I can understand Ethereum's design being not great. It was the first one to exist and the designers were not fully aware how it would be used.. but I will never understand the people that defend the design as "oh you just don't understand why this is a good thing"
derefr|7 years ago
That wasn't my intent at all. I don't think it's a good thing; I just think it's a predictable thing. I was trying to justify it like you'd justify the actions of someone with a mental illness, or like you'd justify an evolutionary adaptation. To "feel the flow of the causal process that resulted in this" (which isn't just the designers not being "fully aware of how it would be used.")
Most people, I find, who are put off by Ethereum's design, don't actively dislike the design; they just find it hard to understand the motivation for its design decisions, finding them obscure. That's what I was trying to help with, there.
It's perfectly okay to understand that motivation and then dislike Ethereum. I do too! (I haven't seen a genuinely good distributed-computation substrate yet, though. Have any recs?)

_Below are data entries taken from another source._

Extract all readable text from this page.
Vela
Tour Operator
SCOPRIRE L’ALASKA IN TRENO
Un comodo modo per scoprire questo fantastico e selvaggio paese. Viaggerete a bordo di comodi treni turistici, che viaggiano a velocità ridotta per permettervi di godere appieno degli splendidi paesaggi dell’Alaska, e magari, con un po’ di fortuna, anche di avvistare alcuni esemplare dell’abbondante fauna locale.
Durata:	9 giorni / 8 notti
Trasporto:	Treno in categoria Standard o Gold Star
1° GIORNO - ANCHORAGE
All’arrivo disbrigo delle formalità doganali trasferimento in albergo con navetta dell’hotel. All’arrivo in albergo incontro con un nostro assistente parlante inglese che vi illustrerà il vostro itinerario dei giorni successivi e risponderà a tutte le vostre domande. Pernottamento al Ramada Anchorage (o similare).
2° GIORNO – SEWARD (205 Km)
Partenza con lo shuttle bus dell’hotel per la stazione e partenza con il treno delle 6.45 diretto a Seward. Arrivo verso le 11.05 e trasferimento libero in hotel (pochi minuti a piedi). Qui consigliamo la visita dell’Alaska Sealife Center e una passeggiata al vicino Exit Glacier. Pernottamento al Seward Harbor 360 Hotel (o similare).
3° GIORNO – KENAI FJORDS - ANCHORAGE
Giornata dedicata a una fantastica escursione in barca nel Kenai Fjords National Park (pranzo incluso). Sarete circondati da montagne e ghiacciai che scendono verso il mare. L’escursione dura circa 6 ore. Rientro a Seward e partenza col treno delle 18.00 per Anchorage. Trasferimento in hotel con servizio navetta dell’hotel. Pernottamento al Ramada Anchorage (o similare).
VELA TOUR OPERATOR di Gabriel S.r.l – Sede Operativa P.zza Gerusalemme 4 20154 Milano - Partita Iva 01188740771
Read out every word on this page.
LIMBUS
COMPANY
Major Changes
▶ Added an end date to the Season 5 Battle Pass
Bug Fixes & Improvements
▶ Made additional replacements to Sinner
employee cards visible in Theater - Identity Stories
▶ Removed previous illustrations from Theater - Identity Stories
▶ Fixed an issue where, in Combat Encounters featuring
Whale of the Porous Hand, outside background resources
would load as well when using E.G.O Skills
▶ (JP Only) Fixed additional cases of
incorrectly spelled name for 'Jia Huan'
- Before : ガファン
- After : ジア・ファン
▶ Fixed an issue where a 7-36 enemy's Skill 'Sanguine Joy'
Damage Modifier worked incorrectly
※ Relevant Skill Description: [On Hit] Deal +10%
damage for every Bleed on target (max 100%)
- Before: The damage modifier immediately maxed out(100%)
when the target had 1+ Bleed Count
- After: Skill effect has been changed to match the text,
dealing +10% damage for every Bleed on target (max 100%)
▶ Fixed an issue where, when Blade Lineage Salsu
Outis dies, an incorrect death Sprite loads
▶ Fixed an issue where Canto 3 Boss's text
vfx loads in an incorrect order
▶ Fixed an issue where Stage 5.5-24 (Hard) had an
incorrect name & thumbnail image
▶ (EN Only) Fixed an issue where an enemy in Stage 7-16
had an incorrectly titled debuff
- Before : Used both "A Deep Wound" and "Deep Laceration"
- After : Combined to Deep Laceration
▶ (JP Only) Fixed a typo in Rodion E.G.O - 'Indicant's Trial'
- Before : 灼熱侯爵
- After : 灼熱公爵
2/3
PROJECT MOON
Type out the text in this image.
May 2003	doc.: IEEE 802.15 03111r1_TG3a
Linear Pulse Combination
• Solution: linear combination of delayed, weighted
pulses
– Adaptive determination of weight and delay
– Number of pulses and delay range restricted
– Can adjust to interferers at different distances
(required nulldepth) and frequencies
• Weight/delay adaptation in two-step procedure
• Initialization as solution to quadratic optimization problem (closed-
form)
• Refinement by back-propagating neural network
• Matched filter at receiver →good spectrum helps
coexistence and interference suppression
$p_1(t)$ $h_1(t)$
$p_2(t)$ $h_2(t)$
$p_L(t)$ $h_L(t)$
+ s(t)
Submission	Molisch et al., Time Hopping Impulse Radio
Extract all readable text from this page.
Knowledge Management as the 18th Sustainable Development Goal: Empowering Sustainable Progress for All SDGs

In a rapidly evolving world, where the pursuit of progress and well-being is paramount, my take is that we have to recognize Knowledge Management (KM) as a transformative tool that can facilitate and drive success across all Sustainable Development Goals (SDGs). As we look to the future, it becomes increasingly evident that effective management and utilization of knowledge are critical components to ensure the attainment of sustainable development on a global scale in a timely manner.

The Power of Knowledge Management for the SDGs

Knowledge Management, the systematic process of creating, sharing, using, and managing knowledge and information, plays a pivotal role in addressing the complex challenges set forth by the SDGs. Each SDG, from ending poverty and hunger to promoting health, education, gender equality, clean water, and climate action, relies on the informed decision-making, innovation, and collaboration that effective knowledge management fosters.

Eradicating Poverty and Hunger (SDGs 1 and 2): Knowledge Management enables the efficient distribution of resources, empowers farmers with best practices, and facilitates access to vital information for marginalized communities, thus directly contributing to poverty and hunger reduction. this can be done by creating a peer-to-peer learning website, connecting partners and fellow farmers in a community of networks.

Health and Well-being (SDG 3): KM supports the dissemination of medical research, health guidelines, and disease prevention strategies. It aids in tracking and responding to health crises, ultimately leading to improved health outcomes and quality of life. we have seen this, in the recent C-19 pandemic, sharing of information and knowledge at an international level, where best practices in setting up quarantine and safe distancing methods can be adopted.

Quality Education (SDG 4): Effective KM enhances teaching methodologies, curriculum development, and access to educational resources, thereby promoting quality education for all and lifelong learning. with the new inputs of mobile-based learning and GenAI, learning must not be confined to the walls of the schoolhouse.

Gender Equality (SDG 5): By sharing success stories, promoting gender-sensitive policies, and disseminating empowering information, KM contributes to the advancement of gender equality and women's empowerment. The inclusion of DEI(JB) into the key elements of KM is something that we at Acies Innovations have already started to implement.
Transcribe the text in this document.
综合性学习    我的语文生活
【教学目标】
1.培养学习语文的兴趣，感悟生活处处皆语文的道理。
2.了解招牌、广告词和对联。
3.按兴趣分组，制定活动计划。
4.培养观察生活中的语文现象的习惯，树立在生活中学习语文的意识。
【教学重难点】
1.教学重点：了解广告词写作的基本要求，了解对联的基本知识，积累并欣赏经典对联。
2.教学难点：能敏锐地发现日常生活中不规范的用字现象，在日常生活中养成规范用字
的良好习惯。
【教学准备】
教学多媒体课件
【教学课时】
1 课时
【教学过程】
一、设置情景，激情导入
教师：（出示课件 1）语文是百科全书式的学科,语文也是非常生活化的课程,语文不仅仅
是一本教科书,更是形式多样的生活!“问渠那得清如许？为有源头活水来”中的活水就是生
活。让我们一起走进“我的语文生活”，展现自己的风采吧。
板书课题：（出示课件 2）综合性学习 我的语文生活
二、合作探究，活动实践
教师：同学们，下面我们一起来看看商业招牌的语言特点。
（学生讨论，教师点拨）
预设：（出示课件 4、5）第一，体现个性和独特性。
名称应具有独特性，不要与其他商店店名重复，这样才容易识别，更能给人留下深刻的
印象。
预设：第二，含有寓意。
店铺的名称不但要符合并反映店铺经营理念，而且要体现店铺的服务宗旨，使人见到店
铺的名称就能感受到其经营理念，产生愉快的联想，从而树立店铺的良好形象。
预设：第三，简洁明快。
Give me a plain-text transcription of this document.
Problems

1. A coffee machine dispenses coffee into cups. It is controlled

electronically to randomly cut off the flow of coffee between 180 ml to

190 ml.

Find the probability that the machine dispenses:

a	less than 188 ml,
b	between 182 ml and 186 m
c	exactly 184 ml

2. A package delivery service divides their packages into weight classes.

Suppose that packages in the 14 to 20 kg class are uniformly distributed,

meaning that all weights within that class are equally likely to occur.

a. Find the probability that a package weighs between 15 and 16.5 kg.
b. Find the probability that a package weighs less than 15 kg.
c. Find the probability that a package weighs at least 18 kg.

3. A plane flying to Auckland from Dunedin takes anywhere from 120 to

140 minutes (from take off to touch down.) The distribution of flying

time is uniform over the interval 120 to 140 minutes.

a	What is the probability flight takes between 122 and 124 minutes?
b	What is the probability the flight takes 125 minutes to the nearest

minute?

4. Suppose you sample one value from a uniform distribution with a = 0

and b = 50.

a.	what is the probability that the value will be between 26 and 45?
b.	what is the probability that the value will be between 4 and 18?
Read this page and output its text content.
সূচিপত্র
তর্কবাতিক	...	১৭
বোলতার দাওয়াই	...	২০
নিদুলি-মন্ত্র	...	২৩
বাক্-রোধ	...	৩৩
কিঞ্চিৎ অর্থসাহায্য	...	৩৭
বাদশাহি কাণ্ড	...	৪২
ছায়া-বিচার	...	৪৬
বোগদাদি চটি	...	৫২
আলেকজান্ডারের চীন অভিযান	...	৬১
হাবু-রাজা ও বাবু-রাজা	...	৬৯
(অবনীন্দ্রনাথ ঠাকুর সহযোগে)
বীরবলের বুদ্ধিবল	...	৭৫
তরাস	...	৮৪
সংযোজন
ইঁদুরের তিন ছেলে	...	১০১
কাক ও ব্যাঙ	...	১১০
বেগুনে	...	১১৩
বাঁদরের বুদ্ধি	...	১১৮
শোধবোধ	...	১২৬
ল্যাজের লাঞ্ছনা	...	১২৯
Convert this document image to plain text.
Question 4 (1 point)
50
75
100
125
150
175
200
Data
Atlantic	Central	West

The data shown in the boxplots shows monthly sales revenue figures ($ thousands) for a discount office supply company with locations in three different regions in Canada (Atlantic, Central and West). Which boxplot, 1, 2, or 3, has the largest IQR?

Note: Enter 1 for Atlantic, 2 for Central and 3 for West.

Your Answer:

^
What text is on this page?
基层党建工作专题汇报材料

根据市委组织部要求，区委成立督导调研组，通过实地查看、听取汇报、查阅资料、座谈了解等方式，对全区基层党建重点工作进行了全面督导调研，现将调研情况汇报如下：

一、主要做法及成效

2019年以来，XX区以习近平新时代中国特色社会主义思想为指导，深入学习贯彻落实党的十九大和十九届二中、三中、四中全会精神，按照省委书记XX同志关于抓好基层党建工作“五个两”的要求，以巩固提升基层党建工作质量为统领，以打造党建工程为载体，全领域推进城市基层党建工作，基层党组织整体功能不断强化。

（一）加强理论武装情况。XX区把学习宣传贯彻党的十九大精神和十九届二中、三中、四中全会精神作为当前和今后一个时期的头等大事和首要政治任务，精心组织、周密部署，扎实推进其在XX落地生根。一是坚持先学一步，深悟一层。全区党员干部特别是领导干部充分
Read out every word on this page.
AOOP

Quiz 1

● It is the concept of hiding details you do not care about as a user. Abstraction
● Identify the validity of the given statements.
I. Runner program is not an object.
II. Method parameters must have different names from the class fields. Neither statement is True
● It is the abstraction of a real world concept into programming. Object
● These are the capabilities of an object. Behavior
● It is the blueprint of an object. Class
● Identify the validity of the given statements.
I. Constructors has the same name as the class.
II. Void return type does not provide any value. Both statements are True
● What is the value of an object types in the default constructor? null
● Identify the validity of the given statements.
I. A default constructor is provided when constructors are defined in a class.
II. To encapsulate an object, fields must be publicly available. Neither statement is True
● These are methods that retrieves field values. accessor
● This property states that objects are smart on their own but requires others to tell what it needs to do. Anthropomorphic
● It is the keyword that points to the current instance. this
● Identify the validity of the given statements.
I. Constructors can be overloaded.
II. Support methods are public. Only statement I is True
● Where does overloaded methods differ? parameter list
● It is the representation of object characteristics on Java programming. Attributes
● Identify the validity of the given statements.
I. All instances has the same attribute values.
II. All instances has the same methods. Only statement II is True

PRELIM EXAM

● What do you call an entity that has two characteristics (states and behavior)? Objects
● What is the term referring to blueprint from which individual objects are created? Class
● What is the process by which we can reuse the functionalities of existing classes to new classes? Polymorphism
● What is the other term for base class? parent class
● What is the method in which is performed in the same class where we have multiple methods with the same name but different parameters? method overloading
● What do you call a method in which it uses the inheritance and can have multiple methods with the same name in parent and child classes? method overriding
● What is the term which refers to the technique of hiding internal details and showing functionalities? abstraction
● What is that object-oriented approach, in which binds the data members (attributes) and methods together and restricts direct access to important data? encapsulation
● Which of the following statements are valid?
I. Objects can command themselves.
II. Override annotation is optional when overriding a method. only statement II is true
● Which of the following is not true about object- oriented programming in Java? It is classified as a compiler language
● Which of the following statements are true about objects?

> There are many many if-statements with this logic to handle the multitude of edge cases that come up from using the same address namespace for person-addresses and contracts
Eh, that's more a fact of the implementations than the design, I think? You could theoretically treat every EVM CALL op as always executing bytecode, with regular addresses being wrapped in an ADT that, when asked for their bytecode, returns a zero-length string; and an EVM interpreter that, when asked to execute a zero-length bytecode string, does so successfully at a cost of zero gas. IIRC, there's nothing in the yellowpaper constraining them from writing the code this way. Whoever wrote the code is just a bunch of mooks who don't understand data-primacy and eliminating (cyclomatic) complexity.
> because checking if a sender is person or contract is not trivial
I'm not too familiar with what is and isn't exposed in Solidity, but at the EVM level, isn't that just 𝑒 ("the present depth of the message-call/contract-creation stack")? If 𝑒=0, a human (or a human/bot oracle) called you; if 𝑒>0, another contract called you.
> And for your idea of a contract having multiple addresses, what would be the purpose of this?
There really isn't a legitimate purpose in a contract having access to multiple [pretend-]signing identities, given that you can always construct a system of contracts that message one-another to accomplish the same task.
The point of my thought was to achieve parity between smart-contract oracles and human/bot oracles, insofar as human/bot oracles can sit there and do things in response to anything happening on the blockchain they're watching, not just something happening to an address they own. Theoretically, contracts could be allowed to subscribe to any log event stream that a node can subscribe to, such that, after any 𝑒=0 call which generated logs successfully returns, the EVM would then be required to run all contracts with active subscriptions that match the logs just written into a transaction receipt, with those contracts paying the gas out of their own accounts to run.